The rest is, quite literally, history. She was nominated three times for the James Beard Award for best chef in the Midwest (those were the days when the Beard Awards combined Minneapolis and Chicago in the same market and Chicago always won). More recognition followed: repeated recommendations in Gourmet magazine, the cover of Fine Cooking, profiled in More magazine, too many local awards—including from this magazine—to count, and a published cookbook with Judith Jones, Julia Child’s cookbook editor. Lucia Watson is Minneapolis’s living connection to Julia Child.
Of course, harder to pinpoint in history is the way that Lucia is credited with founding the local locavore movement, and all but single-handedly saving local gem Hope Creamery (“I really just found them because I was greedy for the best butter,” she says now). Her locavore credentials didn’t come about until after she had been running her own restaurant for a while, she says.
She recalls that it began one summer day when the cook who was doing her purchasing reported that they could buy organic lettuce from California for a good deal less than it would cost to buy organic lettuce from a nearby farm.
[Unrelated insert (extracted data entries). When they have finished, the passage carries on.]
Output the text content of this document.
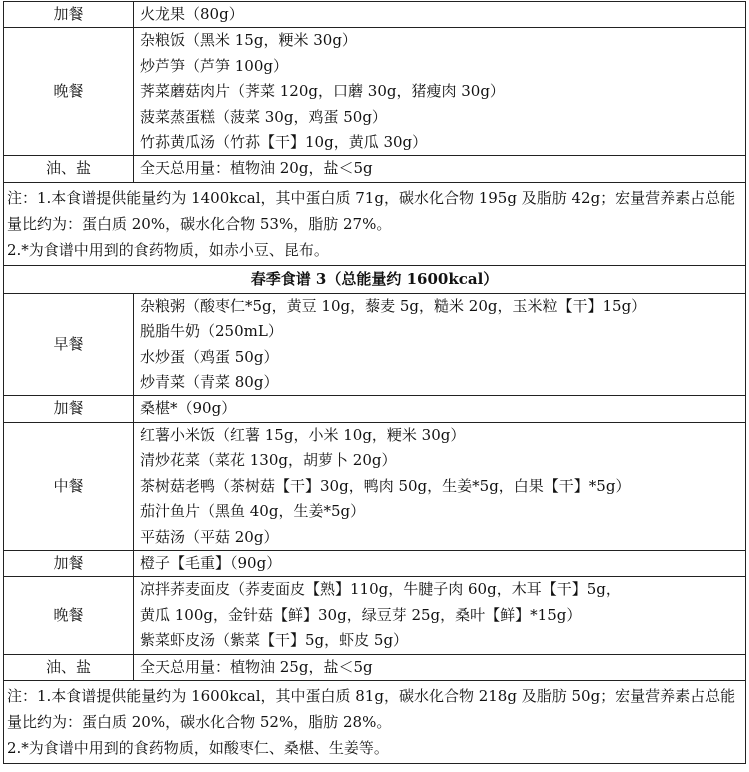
加餐	火龙果（80g）

晚餐	杂粮饭（黑米 15g，粳米 30g）
炒芦笋（芦笋 100g）
荠菜蘑菇肉片（荠菜 120g，口蘑 30g，猪瘦肉 30g）
菠菜蒸蛋糕（菠菜 30g，鸡蛋 50g）
竹荪黄瓜汤（竹荪【干】10g，黄瓜 30g）

油、盐	全天总用量：植物油 20g，盐＜5g

注：1.本食谱提供能量约为 1400kcal，其中蛋白质 71g，碳水化合物 195g 及脂肪 42g；宏量营养素占总能量比约为：蛋白质 20%，碳水化合物 53%，脂肪 27%。
2.*为食谱中用到的食药物质，如赤小豆、昆布。	

春季食谱 3（总能量约 1600kcal）	
早餐	杂粮粥（酸枣仁*5g，黄豆 10g，藜麦 5g，糙米 20g，玉米粒【干】15g）
脱脂牛奶（250mL）
水炒蛋（鸡蛋 50g）
炒青菜（青菜 80g）

加餐	桑椹*（90g）

中餐	红薯小米饭（红薯 15g，小米 10g，粳米 30g）
清炒花菜（菜花 130g，胡萝卜 20g）
茶树菇老鸭（茶树菇【干】30g，鸭肉 50g，生姜*5g，白果【干】*5g）
茄汁鱼片（黑鱼 40g，生姜*5g）
平菇汤（平菇 20g）

加餐	橙子【毛重】（90g）

晚餐	凉拌荞麦面皮（荞麦面皮【熟】110g，牛腱子肉 60g，木耳【干】5g，
黄瓜 100g，金针菇【鲜】30g，绿豆芽 25g，桑叶【鲜】*15g）
紫菜虾皮汤（紫菜【干】5g，虾皮 5g）

油、盐	全天总用量：植物油 25g，盐＜5g

注：1.本食谱提供能量约为 1600kcal，其中蛋白质 81g，碳水化合物 218g 及脂肪 50g；宏量营养素占总能量比约为：蛋白质 20%，碳水化合物 52%，脂肪 28%。
2.*为食谱中用到的食药物质，如酸枣仁、桑椹、生姜等。	
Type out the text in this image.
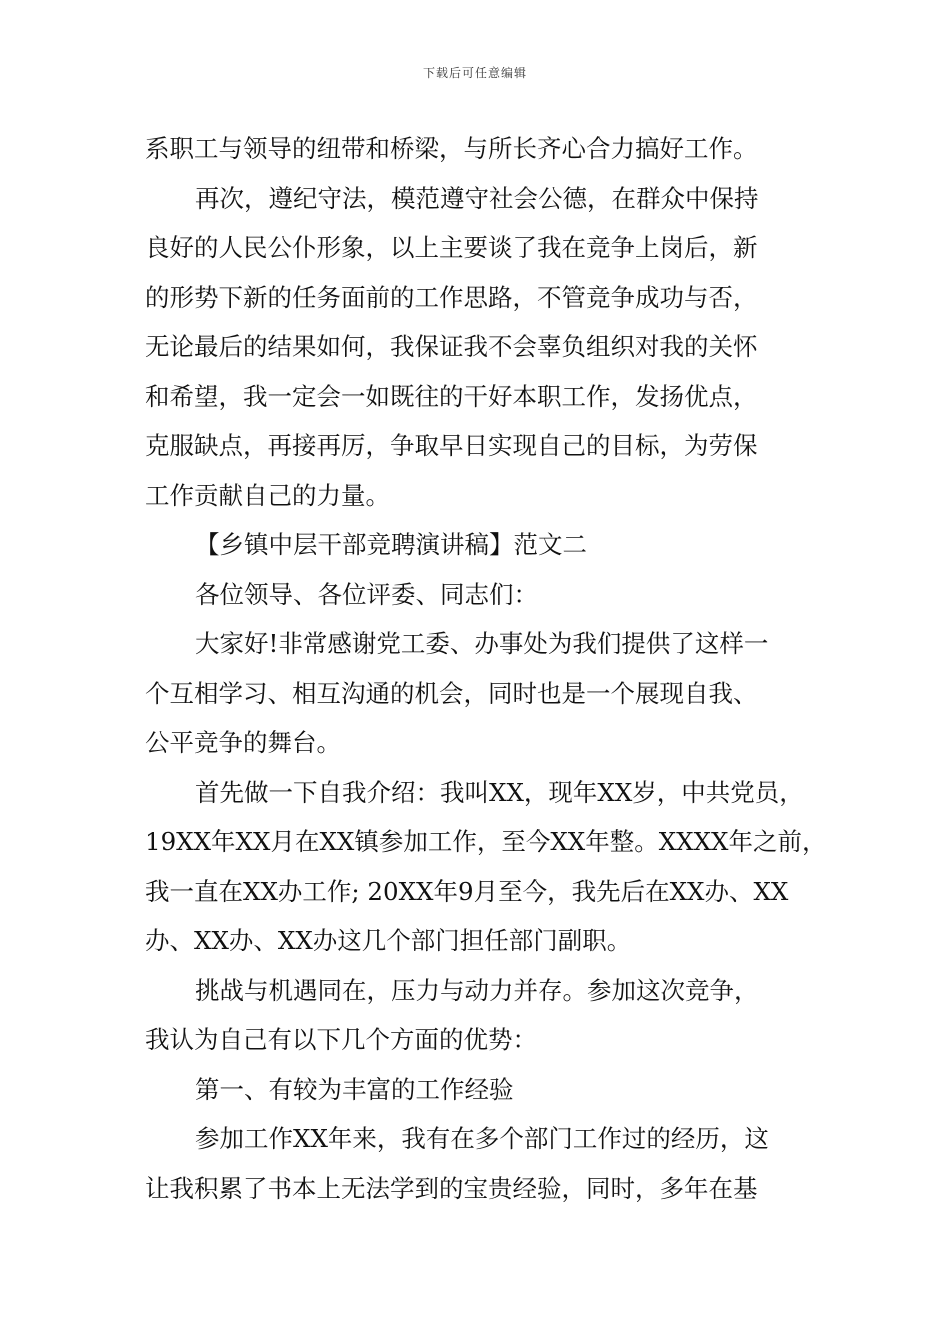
下载后可任意编辑
系职工与领导的纽带和桥梁，与所长齐心合力搞好工作。
再次，遵纪守法，模范遵守社会公德，在群众中保持
良好的人民公仆形象，以上主要谈了我在竞争上岗后，新
的形势下新的任务面前的工作思路，不管竞争成功与否，
无论最后的结果如何，我保证我不会辜负组织对我的关怀
和希望，我一定会一如既往的干好本职工作，发扬优点，
克服缺点，再接再厉，争取早日实现自己的目标，为劳保
工作贡献自己的力量。
【乡镇中层干部竞聘演讲稿】范文二
各位领导、各位评委、同志们：
大家好!非常感谢党工委、办事处为我们提供了这样一
个互相学习、相互沟通的机会，同时也是一个展现自我、
公平竞争的舞台。
首先做一下自我介绍：我叫XX，现年XX岁，中共党员，
19XX年XX月在XX镇参加工作，至今XX年整。XXXX年之前，
我一直在XX办工作; 20XX年9月至今，我先后在XX办、XX
办、XX办、XX办这几个部门担任部门副职。
挑战与机遇同在，压力与动力并存。参加这次竞争，
我认为自己有以下几个方面的优势：
第一、有较为丰富的工作经验
参加工作XX年来，我有在多个部门工作过的经历，这
让我积累了书本上无法学到的宝贵经验，同时，多年在基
She called up her farmer, from Red Cardinal Farm, who explained that California growers were selling below their cost of production. “That’s what they do in the summer, to try to drive us out of business,” the farmer told her.
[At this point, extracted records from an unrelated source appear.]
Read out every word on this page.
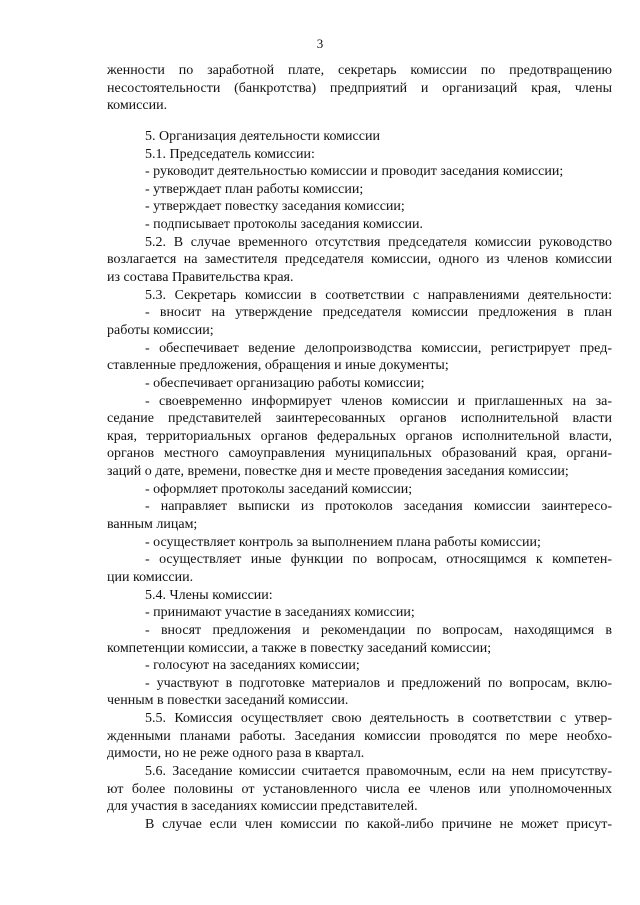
3
женности по заработной плате, секретарь комиссии по предотвращению
несостоятельности (банкротства) предприятий и организаций края, члены
комиссии.
5. Организация деятельности комиссии
5.1. Председатель комиссии:
- руководит деятельностью комиссии и проводит заседания комиссии;
- утверждает план работы комиссии;
- утверждает повестку заседания комиссии;
- подписывает протоколы заседания комиссии.
5.2. В случае временного отсутствия председателя комиссии руководство
возлагается на заместителя председателя комиссии, одного из членов комиссии
из состава Правительства края.
5.3. Секретарь комиссии в соответствии с направлениями деятельности:
- вносит на утверждение председателя комиссии предложения в план
работы комиссии;
- обеспечивает ведение делопроизводства комиссии, регистрирует пред-
ставленные предложения, обращения и иные документы;
- обеспечивает организацию работы комиссии;
- своевременно информирует членов комиссии и приглашенных на за-
седание представителей заинтересованных органов исполнительной власти
края, территориальных органов федеральных органов исполнительной власти,
органов местного самоуправления муниципальных образований края, органи-
заций о дате, времени, повестке дня и месте проведения заседания комиссии;
- оформляет протоколы заседаний комиссии;
- направляет выписки из протоколов заседания комиссии заинтересо-
ванным лицам;
- осуществляет контроль за выполнением плана работы комиссии;
- осуществляет иные функции по вопросам, относящимся к компетен-
ции комиссии.
5.4. Члены комиссии:
- принимают участие в заседаниях комиссии;
- вносят предложения и рекомендации по вопросам, находящимся в
компетенции комиссии, а также в повестку заседаний комиссии;
- голосуют на заседаниях комиссии;
- участвуют в подготовке материалов и предложений по вопросам, вклю-
ченным в повестки заседаний комиссии.
5.5. Комиссия осуществляет свою деятельность в соответствии с утвер-
жденными планами работы. Заседания комиссии проводятся по мере необхо-
димости, но не реже одного раза в квартал.
5.6. Заседание комиссии считается правомочным, если на нем присутству-
ют более половины от установленного числа ее членов или уполномоченных
для участия в заседаниях комиссии представителей.
В случае если член комиссии по какой-либо причине не может присут-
That conversation prompted Lucia to begin her own research, which led to her role in articulating locavore principles for our region. “At first, when I was getting local ingredients, it was really just because I was greedy as a chef for the best, the freshest, the best,” she says. “But it was that conversation [about lettuce] that put me on the path to realize how many deeper meanings food has—about ecology, accessibility, community, and the economy. I soon made a commitment to local, even if it was more expensive.” Because what she served on her plates was proof that local is indeed better, a lot of other chefs and writers followed. That’s the very definition of a leader. People noticed—around the world.
In 2009, the nation of France knighted her for her contribution to agriculture, naming her a chevalier de l’Ordre du Mérite Agricole, the food and farming version of their famous military award, the Légion d’Honneur. Not many American cooks have received that award, but one does spring to mind: Julia Child. They shared an editor, a love of French cooking, and they were both made French knights. But only Lucia Watson can be found routinely walking her black lab mix rescue around the very chain of lakes she has been living on, and cooking on, for all of her 60 years before she handed off Lucia’s, the restaurant.
Needless to say, the orderly handoff of a beloved and important restaurant is the best thing that could have happened for the city and everyone involved. However, if the sale hadn’t gone through, Lucia did have a plan B. It was radical. She dreamed of—for her last act—taking the restaurant to its Rainy Lake cabin roots. She’d throw everything electric in a dumpster—all of it: the lights, the point-of-sale systems, the credit card machines, the works. She’d take it all back to nothing but food and fire. Just Lucia herself, making the most of every cup of flour, with Rainy Lake in her blood, and fire beneath her long-cooking hands.